Sigrid Botolfsdotter was the last Abbess of Vreta Convent.
She is mentioned as the Abbess of Vreta Convent in October 1513 in a letter that showed that she had previously also been the Prioress of the Convent. She was consecrated as Abbess by Bishop Hans Brask from Linköping one year later. Hans Brask’s registry contains several letters from the first fifteen years of Sigrid Botolfsdotter’s time as Abbess. They record various transactions and agreements made by her and the Bishop concerning the Convent’s estate and properties. There is no biographical information in the sources on either Sigrid Botolfsdotter herself or her family.
During the Reformation, Vreta like other Swedish monasteries was subjected to increased infiltration by the Swedish royal powers.

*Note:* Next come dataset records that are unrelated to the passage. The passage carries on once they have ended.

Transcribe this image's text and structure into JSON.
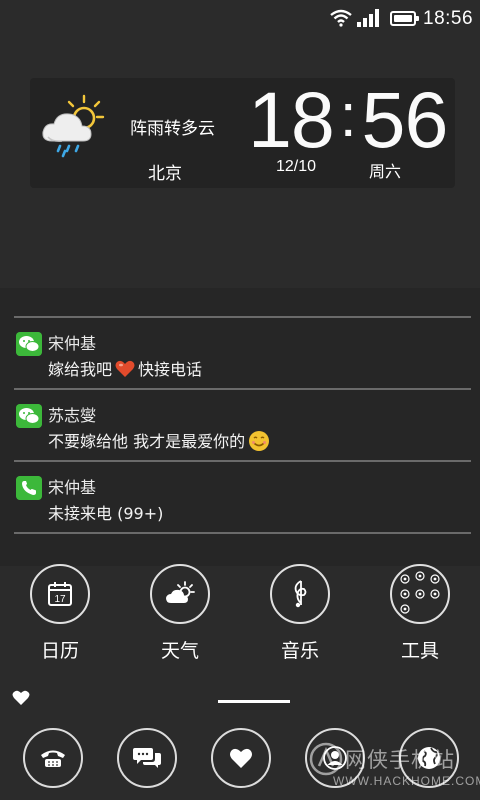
{
  "status_bar": {
    "time": "18:56"
  },
  "weather_widget": {
    "condition": "阵雨转多云",
    "city": "北京",
    "clock_hour": "18",
    "clock_minute": "56",
    "date": "12/10",
    "weekday": "周六",
    "icon": "rain-cloud-sun-icon"
  },
  "notifications": [
    {
      "app_icon": "wechat-icon",
      "sender": "宋仲基",
      "message_before": "嫁给我吧",
      "message_after": "快接电话",
      "emoji": "heart"
    },
    {
      "app_icon": "wechat-icon",
      "sender": "苏志燮",
      "message": "不要嫁给他  我才是最爱你的",
      "emoji": "smile"
    },
    {
      "app_icon": "phone-icon",
      "sender": "宋仲基",
      "message": "未接来电 (99+)"
    }
  ],
  "apps": [
    {
      "label": "日历",
      "icon": "calendar-icon",
      "calendar_day": "17"
    },
    {
      "label": "天气",
      "icon": "weather-icon"
    },
    {
      "label": "音乐",
      "icon": "music-icon"
    },
    {
      "label": "工具",
      "icon": "tools-icon"
    }
  ],
  "dock": [
    {
      "icon": "phone-icon"
    },
    {
      "icon": "messages-icon"
    },
    {
      "icon": "heart-icon"
    },
    {
      "icon": "contacts-icon"
    },
    {
      "icon": "browser-icon"
    }
  ],
  "watermark": {
    "text": "网侠手机站",
    "url": "WWW.HACKHOME.COM"
  },
  "colors": {
    "background": "#2b2b2b",
    "wechat_green": "#3cb83a",
    "heart_red": "#e24b2c",
    "smile_yellow": "#f2c230"
  }
}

For Vreta this meant the confiscation of silver in the form of monstrances, chalices and other objects requisitioned after the royal election in 1523. It also involved the accommodation of royal cavalry and their horses, so-called castle camps, which were decided in 1525. In April 1526, Sigrid Botolfsdotter was exhorted by Gustav Vasa to receive his cavalry and horses kindly and to provide them with whatever they needed.
The royal infiltration policy was sanctioned and increased in several ways by the Västerås Parliament in 1527. A decision was taken there for noblemen to take over the responsibility for the economic management of the monastery that lived off interest from its tenant farmers. In practice, however, the monastery was in fact to retain that responsibility. Sigrid Botolfsdotter seems to have retained the responsibility for the economic administration of Vreta Convent until 1533. Two months after the Västerås Parliament, an agreement was signed in which it was made statutory for the Abbess to pay a yearly toll to the king out of the interest from Vreta and Askeby Convents. In that way the Convents would escape castle camps as well as keeping their tenant farmers and the interest from them. Judging from this agreement, Sigrid Botolfsdotter was also made responsible for Askeby Convent’s economic management. Askeby Convent was probably dissolved around that time.

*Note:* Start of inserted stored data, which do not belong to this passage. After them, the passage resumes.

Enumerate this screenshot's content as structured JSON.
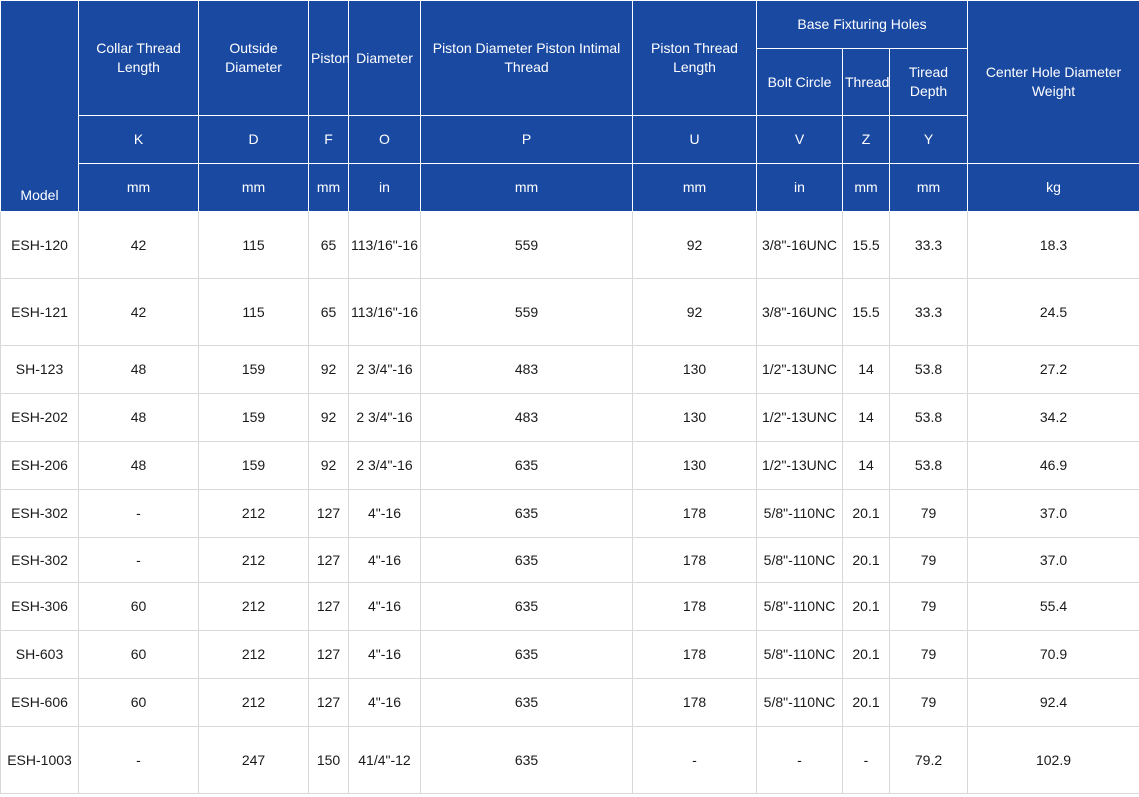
{
  "header": {
    "model": "Model",
    "groups": {
      "collar": "Collar Thread Length",
      "outside": "Outside Diameter",
      "piston": "Piston",
      "diameter": "Diameter",
      "intimal": "Piston Diameter Piston Intimal Thread",
      "thread_length": "Piston Thread Length",
      "base": "Base Fixturing Holes",
      "bolt": "Bolt Circle",
      "thread": "Thread",
      "tiread": "Tiread Depth",
      "center": "Center Hole Diameter Weight"
    },
    "symbols": [
      "K",
      "D",
      "F",
      "O",
      "P",
      "U",
      "V",
      "Z",
      "Y"
    ],
    "units": [
      "mm",
      "mm",
      "mm",
      "in",
      "mm",
      "mm",
      "in",
      "mm",
      "mm",
      "kg"
    ]
  },
  "rows": [
    [
      "ESH-120",
      "42",
      "115",
      "65",
      "113/16\"-16",
      "559",
      "92",
      "3/8\"-16UNC",
      "15.5",
      "33.3",
      "18.3"
    ],
    [
      "ESH-121",
      "42",
      "115",
      "65",
      "113/16\"-16",
      "559",
      "92",
      "3/8\"-16UNC",
      "15.5",
      "33.3",
      "24.5"
    ],
    [
      "SH-123",
      "48",
      "159",
      "92",
      "2 3/4\"-16",
      "483",
      "130",
      "1/2\"-13UNC",
      "14",
      "53.8",
      "27.2"
    ],
    [
      "ESH-202",
      "48",
      "159",
      "92",
      "2 3/4\"-16",
      "483",
      "130",
      "1/2\"-13UNC",
      "14",
      "53.8",
      "34.2"
    ],
    [
      "ESH-206",
      "48",
      "159",
      "92",
      "2 3/4\"-16",
      "635",
      "130",
      "1/2\"-13UNC",
      "14",
      "53.8",
      "46.9"
    ],
    [
      "ESH-302",
      "-",
      "212",
      "127",
      "4\"-16",
      "635",
      "178",
      "5/8\"-110NC",
      "20.1",
      "79",
      "37.0"
    ],
    [
      "ESH-302",
      "-",
      "212",
      "127",
      "4\"-16",
      "635",
      "178",
      "5/8\"-110NC",
      "20.1",
      "79",
      "37.0"
    ],
    [
      "ESH-306",
      "60",
      "212",
      "127",
      "4\"-16",
      "635",
      "178",
      "5/8\"-110NC",
      "20.1",
      "79",
      "55.4"
    ],
    [
      "SH-603",
      "60",
      "212",
      "127",
      "4\"-16",
      "635",
      "178",
      "5/8\"-110NC",
      "20.1",
      "79",
      "70.9"
    ],
    [
      "ESH-606",
      "60",
      "212",
      "127",
      "4\"-16",
      "635",
      "178",
      "5/8\"-110NC",
      "20.1",
      "79",
      "92.4"
    ],
    [
      "ESH-1003",
      "-",
      "247",
      "150",
      "41/4\"-12",
      "635",
      "-",
      "-",
      "-",
      "79.2",
      "102.9"
    ]
  ]
}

The annual toll to be paid by Sigrid Botolfsdotter to the king was successively raised as the years passed. In September 1528, it was raised from 100 to 300 silver marks, and the year after to 400 silver marks. For several years after that, there were no dramatic increases, but Sigrid Botolfsdotter still had trouble paying. In 1530, the Bishop of Linköping had to remind her on behalf of the king to pay the overdue toll. In June 1531, she had to borrow from Ebba Eriksdotter (Vasa), to be able to pay it. The same month, the Abbess was informed that a royal bailiff was going to reside at the Convent. His assignment was probably to superintend Sigrid Botolfsdotter’s payment of the toll. In February 1533, the aristocrat Axel Eriksson (Bielke af Åkerö) was awarded the fiefdom of the Convent, which meant that he took over the responsibility for its economic management. This responsibility was passed on to Axel Eriksson and Ebba Eriksdotter, the mother-in-law of the king, in October 1536.
After Sigrid Botolfsdotter’s death in 1538, no new Abbess was consecrated, which is remarkable since nuns were still living at Vreta Convent until the beginning of the 1580s.